Je me prépare pour une tentative sur le GR20 depuis quelque temps. L'idée est tout simplement de réaliser les 180 km et 14 000 m de dénivelé positif de la traversée de la Corse le plus rapidement possible. Le record est détenu par François D'Haene en 31 h 06 mn. Je ne dis pas que nous arriverons à battre ce temps de référence, mais c'est en tout cas un projet qui me motive beaucoup ! L'inconnu reste la longueur de cet effort : je n'ai jamais couru plus de 24 heures. Cela devrait se passer début juillet, j'en dirai plus sur les conditions de notre tentative plus tard. Pensez-vous que la fin d'année sera propice à participer à une course, considérant que votre gros objectif, l'UTMB, a été annulé ?
Je vais déjà attendre de voir comment je vais récupérer du GR 20. Mais en fin d'année, c'est tout à fait possible. Xavier Thévenard « Je n'ai plus envie de prendre un avion pour prendre un départ » Vous avez déclaré ne plus souhaiter prendre l'avion pour aller courir. Pouvez-vous nous en dire plus ?

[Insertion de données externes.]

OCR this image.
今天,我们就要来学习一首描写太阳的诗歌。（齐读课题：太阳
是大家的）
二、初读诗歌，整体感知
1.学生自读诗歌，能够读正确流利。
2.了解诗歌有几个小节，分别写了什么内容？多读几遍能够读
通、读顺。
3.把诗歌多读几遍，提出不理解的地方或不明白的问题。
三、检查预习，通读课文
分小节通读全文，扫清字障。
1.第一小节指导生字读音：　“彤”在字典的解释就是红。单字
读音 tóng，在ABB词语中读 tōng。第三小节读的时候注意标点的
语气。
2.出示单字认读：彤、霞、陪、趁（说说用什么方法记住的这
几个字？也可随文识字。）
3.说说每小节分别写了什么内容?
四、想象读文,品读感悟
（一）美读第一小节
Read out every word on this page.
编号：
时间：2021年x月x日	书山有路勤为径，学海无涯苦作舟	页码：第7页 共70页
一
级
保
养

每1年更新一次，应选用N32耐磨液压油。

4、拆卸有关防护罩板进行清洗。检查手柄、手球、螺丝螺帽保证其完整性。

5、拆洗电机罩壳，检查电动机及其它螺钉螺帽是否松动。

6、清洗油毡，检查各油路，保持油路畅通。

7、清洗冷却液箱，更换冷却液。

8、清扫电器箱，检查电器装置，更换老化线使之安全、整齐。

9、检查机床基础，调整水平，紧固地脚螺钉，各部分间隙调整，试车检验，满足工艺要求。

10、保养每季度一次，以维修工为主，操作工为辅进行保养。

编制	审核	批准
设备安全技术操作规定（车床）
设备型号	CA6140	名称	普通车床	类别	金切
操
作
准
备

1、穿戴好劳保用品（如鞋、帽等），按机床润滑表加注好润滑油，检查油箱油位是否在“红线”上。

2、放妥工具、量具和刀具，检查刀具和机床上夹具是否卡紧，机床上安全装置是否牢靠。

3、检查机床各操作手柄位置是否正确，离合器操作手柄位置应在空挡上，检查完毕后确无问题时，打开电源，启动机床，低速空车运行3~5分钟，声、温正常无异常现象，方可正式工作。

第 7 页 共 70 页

C'est une chance rare pour un sportif de haut niveau, mais je peux faire le choix de participer aux compétitions que j'aime, de satisfaire mes partenaires, sans avoir une empreinte carbone trop importante. Il y a de magnifiques courses en Europe et notamment en France. Je n'ai plus besoin d'aller aux États-Unis ou au Japon pour courir, je n'ai plus envie de prendre un avion pour prendre un départ. Il n'y a pas de trail aux JO, notre course de référence est à Chamonix, je peux y aller à vélo. Alors, désormais, je préfère faire le choix de sélectionner quelques courses à proximité et de faire l'UTMB chaque année, car j'adore cette course, plutôt que de traverser un océan pour aller courir. Je veux pouvoir dire que j'ai contribué à mon échelle à améliorer la situation. Et si cela peut inspirer d'autres athlètes, j'en serai très content. Vous vous êtes déjà rendu à l'UTMB à vélo depuis le Doubs ?
Pas encore à un UTMB, mais je l'ai déjà fait pour les 90 km du mont Blanc. Mais je ne pars pas la veille, je pars trois jours avant (rires). Xavier Thévenard « S'il y en a bien un qui joue pour l'intérêt collectif, c'est bien moi » Vous faites le choix d'une vie simple, plus isolée, au coeur de la nature. Pouvez-vous nous en parler ?
En effet, je vis avec mon amie à plus d'un kilomètre de mes premiers voisins, qui sont mes beaux-parents et mon frère (rires). C'est un choix de vie, nous n'avons pas toutes les commodités à proximité mais nous sommes en pleine nature, c'est essentiel pour moi. Je continuais à sortir un peu car, encore une fois, je suis très isolé. Je me déplaçais pour faire mes courses à vélo ou à pied. Mais là où je suis, je ne croisais personne. S'il y en a bien un qui joue pour l'intérêt collectif, c'est bien moi. Je ne prends pas la voiture au quotidien. La pollution tue plus que le Covid-19. Après, j'ai profité de cette période pour soigner correctement un genou qui me faisait souffrir. Juste un peu de sport pour rester en forme. Mais depuis le déconfinement, j'ai pu reprendre mes belles balades en montagne. Comment organisez-vous votre temps au quotidien tout au long de l'année ?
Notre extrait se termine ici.